Hrolf, surpris dans un profond sommeil, périt avant même avoir pu saisir son épée. Une hache bien aiguisée, qui n'en était pas à son premier méfait, lui défonça proprement le crâne.
La mère et la fille furent les proies innocentes d'une cohorte d'envahisseurs ivres de sang et de luxure.
Les vanirs tuèrent la mère, par pure cruauté, après en avoir longtemps abusé.
Pour on ne sait quelle raison, ils épargnèrent la fille qui resta prostrée de longs jours, souillée de leur infâme semence.
Irrémédiable fausse note à un massacre sans pitié ...
La première fois que j'ai planté ma lame dans le torse d'un vanir, j'ai souffert au moins autant que ma victime.
Sauf qu'elle est morte, et que moi je suis toujours en vie ...

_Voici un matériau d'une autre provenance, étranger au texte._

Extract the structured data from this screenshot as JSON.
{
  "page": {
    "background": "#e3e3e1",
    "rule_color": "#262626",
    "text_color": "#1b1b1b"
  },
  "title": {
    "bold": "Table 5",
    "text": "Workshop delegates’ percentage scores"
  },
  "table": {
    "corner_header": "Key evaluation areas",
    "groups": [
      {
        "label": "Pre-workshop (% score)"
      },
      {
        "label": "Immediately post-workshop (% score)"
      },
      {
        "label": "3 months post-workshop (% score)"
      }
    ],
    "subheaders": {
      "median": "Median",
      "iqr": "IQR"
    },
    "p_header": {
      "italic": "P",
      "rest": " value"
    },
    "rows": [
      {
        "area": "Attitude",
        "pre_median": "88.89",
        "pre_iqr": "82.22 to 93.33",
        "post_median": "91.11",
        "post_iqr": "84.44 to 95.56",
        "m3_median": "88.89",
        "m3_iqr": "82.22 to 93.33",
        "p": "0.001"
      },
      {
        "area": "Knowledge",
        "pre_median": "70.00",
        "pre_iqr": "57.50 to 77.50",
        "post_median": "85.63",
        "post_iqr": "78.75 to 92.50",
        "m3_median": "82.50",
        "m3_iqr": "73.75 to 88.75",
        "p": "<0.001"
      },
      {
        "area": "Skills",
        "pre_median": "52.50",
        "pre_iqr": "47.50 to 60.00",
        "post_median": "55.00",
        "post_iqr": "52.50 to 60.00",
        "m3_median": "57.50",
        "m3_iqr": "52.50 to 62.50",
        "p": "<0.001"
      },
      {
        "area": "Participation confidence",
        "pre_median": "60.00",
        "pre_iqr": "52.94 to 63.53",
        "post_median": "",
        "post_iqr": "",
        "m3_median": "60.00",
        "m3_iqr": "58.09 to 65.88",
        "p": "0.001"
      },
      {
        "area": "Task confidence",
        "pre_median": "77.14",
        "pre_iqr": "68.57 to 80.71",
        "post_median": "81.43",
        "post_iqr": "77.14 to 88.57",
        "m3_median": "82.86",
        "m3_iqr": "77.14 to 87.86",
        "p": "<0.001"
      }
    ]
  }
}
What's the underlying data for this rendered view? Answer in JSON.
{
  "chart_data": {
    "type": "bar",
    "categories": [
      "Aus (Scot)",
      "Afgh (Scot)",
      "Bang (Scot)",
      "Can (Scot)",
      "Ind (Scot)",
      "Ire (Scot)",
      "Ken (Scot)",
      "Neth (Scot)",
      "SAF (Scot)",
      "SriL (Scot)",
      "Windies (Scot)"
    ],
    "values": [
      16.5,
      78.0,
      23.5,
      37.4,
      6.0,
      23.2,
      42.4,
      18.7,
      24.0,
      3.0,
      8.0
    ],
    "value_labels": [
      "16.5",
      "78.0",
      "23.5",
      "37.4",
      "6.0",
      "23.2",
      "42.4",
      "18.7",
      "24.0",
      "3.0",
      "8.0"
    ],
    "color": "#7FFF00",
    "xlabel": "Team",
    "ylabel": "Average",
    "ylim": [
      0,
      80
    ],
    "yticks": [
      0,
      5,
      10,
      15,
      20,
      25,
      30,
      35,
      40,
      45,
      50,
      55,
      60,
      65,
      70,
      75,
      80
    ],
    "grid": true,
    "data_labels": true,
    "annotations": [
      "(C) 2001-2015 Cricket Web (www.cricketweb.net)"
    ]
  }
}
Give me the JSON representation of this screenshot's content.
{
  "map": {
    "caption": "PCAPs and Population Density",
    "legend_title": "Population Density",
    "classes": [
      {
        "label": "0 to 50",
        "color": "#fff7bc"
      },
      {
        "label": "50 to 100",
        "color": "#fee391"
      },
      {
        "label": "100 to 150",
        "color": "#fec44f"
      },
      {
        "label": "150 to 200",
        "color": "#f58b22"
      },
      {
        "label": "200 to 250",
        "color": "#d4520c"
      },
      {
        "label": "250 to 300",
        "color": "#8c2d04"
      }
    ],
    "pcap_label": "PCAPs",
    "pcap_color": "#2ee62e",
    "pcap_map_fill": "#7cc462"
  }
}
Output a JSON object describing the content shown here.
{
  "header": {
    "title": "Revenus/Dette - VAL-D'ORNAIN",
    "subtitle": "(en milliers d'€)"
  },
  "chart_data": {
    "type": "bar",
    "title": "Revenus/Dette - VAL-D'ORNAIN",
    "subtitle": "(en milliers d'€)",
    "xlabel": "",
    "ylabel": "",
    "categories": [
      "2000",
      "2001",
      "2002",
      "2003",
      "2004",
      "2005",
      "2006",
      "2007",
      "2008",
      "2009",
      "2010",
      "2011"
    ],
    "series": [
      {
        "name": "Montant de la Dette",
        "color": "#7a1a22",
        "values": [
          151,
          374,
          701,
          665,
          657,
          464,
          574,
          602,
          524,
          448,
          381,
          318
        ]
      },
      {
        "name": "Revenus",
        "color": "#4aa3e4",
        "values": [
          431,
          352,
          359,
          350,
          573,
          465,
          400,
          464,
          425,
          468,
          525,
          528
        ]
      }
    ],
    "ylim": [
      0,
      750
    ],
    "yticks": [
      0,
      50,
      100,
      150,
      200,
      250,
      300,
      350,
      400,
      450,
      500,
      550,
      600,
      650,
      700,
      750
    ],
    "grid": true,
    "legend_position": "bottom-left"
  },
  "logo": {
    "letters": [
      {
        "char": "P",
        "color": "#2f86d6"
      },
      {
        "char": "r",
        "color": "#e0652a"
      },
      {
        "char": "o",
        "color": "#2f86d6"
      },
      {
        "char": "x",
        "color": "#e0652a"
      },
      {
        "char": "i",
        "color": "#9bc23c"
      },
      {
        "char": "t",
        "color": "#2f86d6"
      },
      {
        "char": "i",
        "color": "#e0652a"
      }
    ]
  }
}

Toujours en vie avec un corps, un coeur et une âme.
Une âme noire.

J'ai pris son casque, son haubert, sa ceinture à l'étrange motif sur la boucle.
Pas ses jambières.
Elles puaient vraiment trop.

J'ai pris aussi sa hache. Sa hache souillée du sang des miens.
Mais qui sont vraiment les miens ?
Ces cimmériens qui m'ont rejeté comme un bâtard ?
Ces barbares contre lesquels je m'acharne à lutter.

Il y a dix lunes que ma mère Agneta a été emportée par la peste noire.
Dix lunes que je m'acharne à lutter après avoir entendu sa confession sur son lit de mort.

L'épée de Hrolf est entre mes mains.